Wangan Wali merupakan sungai kecil yang berfungsi vital bagi masyarakat desa Melung untuk konsumsi sekaligus pengairan sawah dan pengusahaan peternakan rakyat.

Sebelum kegiatan penanaman dimulai, dilakukan diskusi yang menghadirkan para pemangku kebijakan seperti DPRD Banyumas, Dinas Kehutanan, Perhutani, LSM dan para Pecinta Alam se-Banyumas.  Hadir pula para calon legislatif yang akan mengikuti pemilu 2009.

Dalam diskusi ini, digalang dukungan bagi masyarakat pinggir hutan untuk secara mandiri menjaga dan mengelola hutan di sekitarnya.  Disimpulkan, sejarah telah membuktikan bahwa peran swadaya masyarakat-lah yang memberikan kontribusi terbesar dalam pengelolaan hutan.

Tanpa masyarakat, hutan di Indonesia sudah akan hilang.  Terbukti ketika hutan diserahkan kepada perusahaan besar, maka semakin banyak wilayah hutan yang hilang tanpa ada upaya nyata pemulihan hutan.
Para undangan yang hadir datang dengan membawa sumbangan pohon yang beraneka ragam seperti Cendana, Jenitri, dan berbagai tanaman kayu(*).

Jumat, 03 Desember 2010

BUDIDAYA JAMUR KUPING

Bulan November ini Pager Gunung didukung oleh Fakultas Biologi UNSOED mengadakan pelatihan budidaya Jamur Kuping.

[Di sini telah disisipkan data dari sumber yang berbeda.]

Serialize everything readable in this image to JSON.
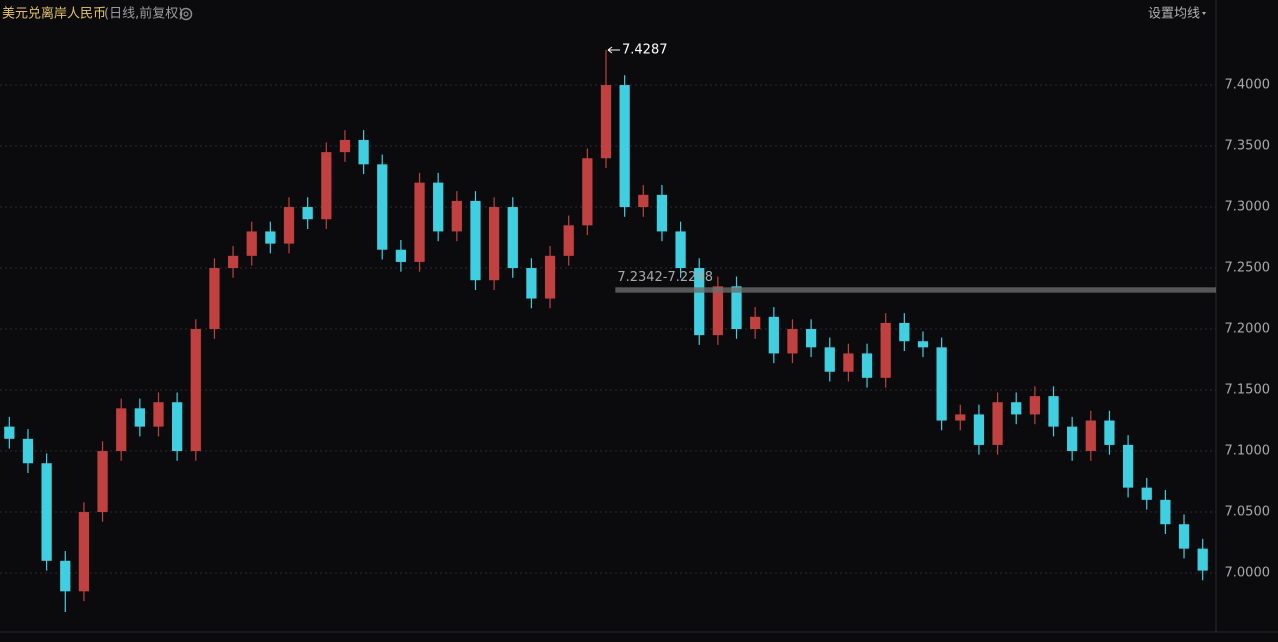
{
  "chart_data": {
    "type": "candlestick",
    "title": "美元兑离岸人民币",
    "subtitle": "(日线,前复权)",
    "menu_label": "设置均线",
    "open": [
      7.12,
      7.11,
      7.09,
      7.01,
      6.985,
      7.05,
      7.1,
      7.135,
      7.12,
      7.14,
      7.1,
      7.2,
      7.25,
      7.26,
      7.28,
      7.27,
      7.3,
      7.29,
      7.345,
      7.355,
      7.335,
      7.265,
      7.255,
      7.32,
      7.28,
      7.305,
      7.24,
      7.3,
      7.25,
      7.225,
      7.26,
      7.285,
      7.34,
      7.4,
      7.3,
      7.31,
      7.28,
      7.25,
      7.195,
      7.235,
      7.2,
      7.21,
      7.18,
      7.2,
      7.185,
      7.165,
      7.18,
      7.16,
      7.205,
      7.19,
      7.185,
      7.125,
      7.13,
      7.105,
      7.14,
      7.13,
      7.145,
      7.12,
      7.1,
      7.125,
      7.105,
      7.07,
      7.06,
      7.04,
      7.02
    ],
    "high": [
      7.128,
      7.118,
      7.098,
      7.018,
      7.058,
      7.108,
      7.143,
      7.143,
      7.148,
      7.148,
      7.208,
      7.258,
      7.268,
      7.288,
      7.288,
      7.308,
      7.308,
      7.353,
      7.363,
      7.363,
      7.343,
      7.273,
      7.328,
      7.328,
      7.313,
      7.313,
      7.308,
      7.308,
      7.258,
      7.268,
      7.293,
      7.348,
      7.4287,
      7.408,
      7.318,
      7.318,
      7.288,
      7.258,
      7.243,
      7.243,
      7.218,
      7.218,
      7.208,
      7.208,
      7.193,
      7.188,
      7.188,
      7.213,
      7.213,
      7.198,
      7.193,
      7.138,
      7.138,
      7.148,
      7.148,
      7.153,
      7.153,
      7.128,
      7.133,
      7.133,
      7.113,
      7.078,
      7.068,
      7.048,
      7.028
    ],
    "low": [
      7.102,
      7.082,
      7.002,
      6.968,
      6.977,
      7.042,
      7.092,
      7.112,
      7.112,
      7.092,
      7.092,
      7.192,
      7.242,
      7.252,
      7.262,
      7.262,
      7.282,
      7.282,
      7.337,
      7.327,
      7.257,
      7.247,
      7.247,
      7.272,
      7.272,
      7.232,
      7.232,
      7.242,
      7.217,
      7.217,
      7.252,
      7.277,
      7.332,
      7.292,
      7.292,
      7.272,
      7.242,
      7.187,
      7.187,
      7.192,
      7.192,
      7.172,
      7.172,
      7.177,
      7.157,
      7.157,
      7.152,
      7.152,
      7.182,
      7.177,
      7.117,
      7.117,
      7.097,
      7.097,
      7.122,
      7.122,
      7.112,
      7.092,
      7.092,
      7.097,
      7.062,
      7.052,
      7.032,
      7.012,
      6.994
    ],
    "close": [
      7.11,
      7.09,
      7.01,
      6.985,
      7.05,
      7.1,
      7.135,
      7.12,
      7.14,
      7.1,
      7.2,
      7.25,
      7.26,
      7.28,
      7.27,
      7.3,
      7.29,
      7.345,
      7.355,
      7.335,
      7.265,
      7.255,
      7.32,
      7.28,
      7.305,
      7.24,
      7.3,
      7.25,
      7.225,
      7.26,
      7.285,
      7.34,
      7.4,
      7.3,
      7.31,
      7.28,
      7.25,
      7.195,
      7.235,
      7.2,
      7.21,
      7.18,
      7.2,
      7.185,
      7.165,
      7.18,
      7.16,
      7.205,
      7.19,
      7.185,
      7.125,
      7.13,
      7.105,
      7.14,
      7.13,
      7.145,
      7.12,
      7.1,
      7.125,
      7.105,
      7.07,
      7.06,
      7.04,
      7.02,
      7.002
    ],
    "up_color": "#c0413f",
    "down_color": "#3fcfe0",
    "range_band": {
      "values": [
        7.2342,
        7.2298
      ],
      "label": "7.2342-7.2298"
    },
    "ylim": [
      6.9533,
      7.4697
    ],
    "yticks": [
      {
        "value": 7.0,
        "label": "7.0000"
      },
      {
        "value": 7.05,
        "label": "7.0500"
      },
      {
        "value": 7.1,
        "label": "7.1000"
      },
      {
        "value": 7.15,
        "label": "7.1500"
      },
      {
        "value": 7.2,
        "label": "7.2000"
      },
      {
        "value": 7.25,
        "label": "7.2500"
      },
      {
        "value": 7.3,
        "label": "7.3000"
      },
      {
        "value": 7.35,
        "label": "7.3500"
      },
      {
        "value": 7.4,
        "label": "7.4000"
      }
    ],
    "grid": true
  }
}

Diharapkan dari pelatihan ini, program pertanian organik yang sudah berjalan baik di Desa Melung Kecamatan Kedung Banteng Kabupaten Banyumas ini menjadi semakin berhasil dengan bertambahnya komoditas yang dihasilkan masyarakat dan meluasnya pasar konsumen pertanian organik.

Usaha jamur merupakan usaha yang mulai naik daun akhir-akhir ini karena masyarakat sudah mulai dapat menerima jamur sebagai salah satu konsumsi mereka.  Selain rasa yang enak, jamur memiliki nilai gizi yang sangat baik.

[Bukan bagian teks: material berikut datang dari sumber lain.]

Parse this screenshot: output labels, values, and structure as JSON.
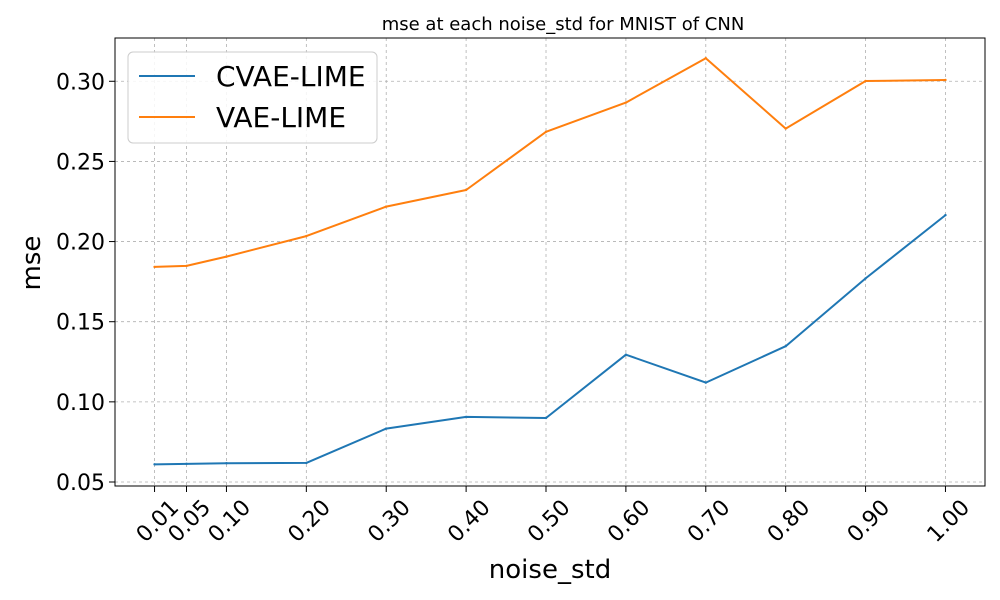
{
  "chart_data": {
    "type": "line",
    "title": "mse at each noise_std for MNIST of CNN",
    "xlabel": "noise_std",
    "ylabel": "mse",
    "x": [
      0.01,
      0.05,
      0.1,
      0.2,
      0.3,
      0.4,
      0.5,
      0.6,
      0.7,
      0.8,
      0.9,
      1.0
    ],
    "x_tick_labels": [
      "0.01",
      "0.05",
      "0.10",
      "0.20",
      "0.30",
      "0.40",
      "0.50",
      "0.60",
      "0.70",
      "0.80",
      "0.90",
      "1.00"
    ],
    "y_ticks": [
      0.05,
      0.1,
      0.15,
      0.2,
      0.25,
      0.3
    ],
    "y_tick_labels": [
      "0.05",
      "0.10",
      "0.15",
      "0.20",
      "0.25",
      "0.30"
    ],
    "xlim": [
      -0.0395,
      1.0495
    ],
    "ylim": [
      0.0475,
      0.327
    ],
    "grid": true,
    "legend_position": "top-left",
    "series": [
      {
        "name": "CVAE-LIME",
        "color": "#1f77b4",
        "values": [
          0.061,
          0.0613,
          0.0617,
          0.0619,
          0.0833,
          0.0906,
          0.0899,
          0.1294,
          0.112,
          0.1347,
          0.177,
          0.2165
        ]
      },
      {
        "name": "VAE-LIME",
        "color": "#ff7f0e",
        "values": [
          0.1842,
          0.1848,
          0.1906,
          0.2034,
          0.2218,
          0.2322,
          0.2685,
          0.2867,
          0.3144,
          0.2705,
          0.3002,
          0.3008
        ]
      }
    ]
  }
}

Selama ini, budidaya jamur yang memasyarakat baru jamur Tiram Putih karena selain budidaya yang mudah, produk makanan yang bissa dibuat dari jamur Tiram Putih sangat beragam.

Akan tetapi, karena yang membudidayakan jamur Tiram Putih sangat banyak, lambat laun harganya semakin menurun karena serapan masyarakat belum meningkat.  Hal tersebut yang mendorong Pager Gunung untuk memfasilitasi masyarakat melirik budidaya jamur kuping. 

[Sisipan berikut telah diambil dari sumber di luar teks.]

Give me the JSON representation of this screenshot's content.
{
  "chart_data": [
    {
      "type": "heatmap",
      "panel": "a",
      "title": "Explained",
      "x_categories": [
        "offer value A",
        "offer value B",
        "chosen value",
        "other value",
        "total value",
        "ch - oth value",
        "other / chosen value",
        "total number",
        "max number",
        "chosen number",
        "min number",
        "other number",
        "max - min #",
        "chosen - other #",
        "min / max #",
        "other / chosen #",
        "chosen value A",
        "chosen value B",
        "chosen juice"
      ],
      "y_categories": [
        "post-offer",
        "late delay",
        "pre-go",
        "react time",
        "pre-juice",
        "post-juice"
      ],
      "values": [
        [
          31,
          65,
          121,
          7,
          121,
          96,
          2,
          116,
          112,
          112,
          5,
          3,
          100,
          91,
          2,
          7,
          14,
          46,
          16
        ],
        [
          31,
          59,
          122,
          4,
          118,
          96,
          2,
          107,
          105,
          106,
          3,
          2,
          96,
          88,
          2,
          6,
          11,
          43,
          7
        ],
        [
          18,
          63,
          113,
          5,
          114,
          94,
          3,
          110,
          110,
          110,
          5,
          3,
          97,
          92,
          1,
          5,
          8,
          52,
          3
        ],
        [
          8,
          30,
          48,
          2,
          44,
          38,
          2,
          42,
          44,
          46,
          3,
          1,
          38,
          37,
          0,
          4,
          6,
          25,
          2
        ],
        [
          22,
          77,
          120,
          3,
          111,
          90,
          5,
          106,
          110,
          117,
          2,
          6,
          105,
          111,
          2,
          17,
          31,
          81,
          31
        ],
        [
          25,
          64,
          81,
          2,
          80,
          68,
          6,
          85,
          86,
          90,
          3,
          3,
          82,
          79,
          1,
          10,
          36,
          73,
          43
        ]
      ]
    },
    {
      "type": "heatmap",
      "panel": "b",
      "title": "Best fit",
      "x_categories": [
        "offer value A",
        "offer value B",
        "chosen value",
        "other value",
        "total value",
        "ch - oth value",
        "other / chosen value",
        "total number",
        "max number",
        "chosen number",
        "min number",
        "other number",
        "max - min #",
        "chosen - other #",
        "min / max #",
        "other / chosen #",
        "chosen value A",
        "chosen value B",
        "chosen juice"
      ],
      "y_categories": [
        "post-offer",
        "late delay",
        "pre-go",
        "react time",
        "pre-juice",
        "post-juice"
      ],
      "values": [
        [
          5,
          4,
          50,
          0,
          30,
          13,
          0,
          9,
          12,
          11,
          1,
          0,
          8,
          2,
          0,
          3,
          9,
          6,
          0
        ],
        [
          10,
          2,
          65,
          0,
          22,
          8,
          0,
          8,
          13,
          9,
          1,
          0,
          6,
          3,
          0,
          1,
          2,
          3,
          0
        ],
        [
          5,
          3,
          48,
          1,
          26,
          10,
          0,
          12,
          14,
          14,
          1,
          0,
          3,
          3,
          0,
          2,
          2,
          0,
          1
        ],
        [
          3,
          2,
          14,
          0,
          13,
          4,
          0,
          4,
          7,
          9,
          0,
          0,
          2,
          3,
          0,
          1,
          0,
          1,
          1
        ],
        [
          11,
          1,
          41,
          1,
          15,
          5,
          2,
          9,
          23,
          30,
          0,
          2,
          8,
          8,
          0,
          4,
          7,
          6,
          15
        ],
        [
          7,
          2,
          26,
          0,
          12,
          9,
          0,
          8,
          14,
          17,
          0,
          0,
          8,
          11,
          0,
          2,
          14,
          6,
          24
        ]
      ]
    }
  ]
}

Budidaya jamur kuping sebenarnya tidak terlalu berbeda dengan jamur Tiram Putih.  Akan tetapi karena minimnya informasi yang diterima petani, maka jamur yang sering dihidangkan pada acara resepsi pernikahansebagai campuran sup ini kurang dibudidayakan oleh masyarakat umum.
Pager Gunung mendapat pelatihan langsung oleh Bapak Aries Mumpuni, seorang ahli jamur yang sehari-harinya berprofesi sebagai dosen dan peneliti di Fakultas Biologi UNSOED.